Department of Obstetrics and Gynecology, Katholieke Universiteit Leuven, Leuven, Belgium.
Am J Obstet Gynecol. 2011 Oct;205(4):392.e1-7. doi: 10.1016/j.ajog.2011.06.091. Epub 2011 Jun 29.
This study was conducted to document quantitatively the intraperitoneal temperature and desiccation during laparoscopic surgery. The temperature, relative humidity, and flow rate were measured in vitro and during laparoscopic surgery, at the entrance and at the exit of the abdomen. This permitted us to calculate desiccation for various flow rates using either dry CO(2) or CO(2) humidified with 100% relative humidity at any preset temperature between 25 and 37°C. The study showed that desiccation, both in vitro and in vivo, varies as expected with the flow rates and relative humidity while intraperitoneal temperature varies mainly with desiccation. Temperature regulation of bowels is specific and drops to the intraperitoneal temperature without affecting core body temperature. With a modified humidifier, desiccation could be eliminated while maintaining the intraperitoneal temperature between 31 to 32°C.

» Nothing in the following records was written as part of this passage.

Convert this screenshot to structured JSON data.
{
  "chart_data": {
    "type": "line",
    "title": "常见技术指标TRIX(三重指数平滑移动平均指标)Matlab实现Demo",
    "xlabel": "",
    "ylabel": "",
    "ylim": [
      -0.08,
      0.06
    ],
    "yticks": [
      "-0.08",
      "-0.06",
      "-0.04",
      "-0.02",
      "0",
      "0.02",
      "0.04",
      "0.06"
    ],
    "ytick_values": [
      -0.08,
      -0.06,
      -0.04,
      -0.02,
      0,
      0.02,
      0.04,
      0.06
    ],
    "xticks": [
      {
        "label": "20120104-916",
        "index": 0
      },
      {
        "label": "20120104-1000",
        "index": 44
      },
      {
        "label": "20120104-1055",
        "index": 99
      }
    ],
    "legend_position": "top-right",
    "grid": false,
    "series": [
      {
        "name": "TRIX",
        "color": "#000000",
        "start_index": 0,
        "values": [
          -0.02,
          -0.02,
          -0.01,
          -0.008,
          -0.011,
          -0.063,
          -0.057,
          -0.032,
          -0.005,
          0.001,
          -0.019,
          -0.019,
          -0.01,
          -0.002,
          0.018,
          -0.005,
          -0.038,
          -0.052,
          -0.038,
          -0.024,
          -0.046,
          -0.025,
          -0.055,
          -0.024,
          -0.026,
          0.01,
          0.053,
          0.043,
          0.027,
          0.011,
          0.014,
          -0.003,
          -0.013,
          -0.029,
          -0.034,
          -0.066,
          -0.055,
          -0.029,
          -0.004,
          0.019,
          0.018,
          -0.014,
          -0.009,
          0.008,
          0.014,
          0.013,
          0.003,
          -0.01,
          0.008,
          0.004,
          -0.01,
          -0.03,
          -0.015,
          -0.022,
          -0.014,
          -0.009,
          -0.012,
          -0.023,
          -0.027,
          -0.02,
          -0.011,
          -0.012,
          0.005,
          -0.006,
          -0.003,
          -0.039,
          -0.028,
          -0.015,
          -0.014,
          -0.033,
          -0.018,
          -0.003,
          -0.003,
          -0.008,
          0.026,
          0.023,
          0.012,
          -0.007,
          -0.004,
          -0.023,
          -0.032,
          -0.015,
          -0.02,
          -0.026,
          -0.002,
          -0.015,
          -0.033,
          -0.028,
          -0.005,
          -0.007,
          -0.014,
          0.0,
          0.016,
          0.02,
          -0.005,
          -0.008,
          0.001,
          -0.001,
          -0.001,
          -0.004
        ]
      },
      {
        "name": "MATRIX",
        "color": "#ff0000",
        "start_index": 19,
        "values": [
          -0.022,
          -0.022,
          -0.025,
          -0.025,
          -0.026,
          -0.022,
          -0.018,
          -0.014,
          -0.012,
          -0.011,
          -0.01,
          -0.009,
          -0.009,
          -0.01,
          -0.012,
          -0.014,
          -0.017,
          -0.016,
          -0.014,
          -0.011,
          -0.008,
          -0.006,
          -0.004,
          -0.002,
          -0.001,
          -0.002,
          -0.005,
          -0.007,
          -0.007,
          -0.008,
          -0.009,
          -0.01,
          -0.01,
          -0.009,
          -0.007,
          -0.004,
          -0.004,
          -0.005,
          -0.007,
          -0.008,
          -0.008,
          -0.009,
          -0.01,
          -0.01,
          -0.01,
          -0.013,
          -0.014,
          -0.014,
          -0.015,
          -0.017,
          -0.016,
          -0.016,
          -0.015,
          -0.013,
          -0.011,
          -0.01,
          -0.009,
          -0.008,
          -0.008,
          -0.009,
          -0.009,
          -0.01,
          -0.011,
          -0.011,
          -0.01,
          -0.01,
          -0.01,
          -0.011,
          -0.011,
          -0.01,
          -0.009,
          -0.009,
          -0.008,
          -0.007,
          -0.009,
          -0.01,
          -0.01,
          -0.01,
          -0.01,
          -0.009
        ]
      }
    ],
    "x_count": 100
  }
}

本研究旨在定量记录腹腔镜手术中的腹腔内温度和干燥情况。我们在体外和腹腔镜手术期间测量了温度、相对湿度和流速,分别在腹部进出口处进行测量。这使我们能够计算在任何预设温度(25 至 37°C 之间)下,使用 100%相对湿度加湿的干燥 CO₂或干燥 CO₂以各种流速时的干燥情况。研究表明,体外和体内的干燥情况均如预期那样随流速和相对湿度变化,而腹腔内温度主要随干燥情况变化。肠道的温度调节是特定的,会降至腹腔内温度而不会影响核心体温。使用改良的加湿器,可以在维持腹腔内温度在 31 至 32°C 之间的同时消除干燥。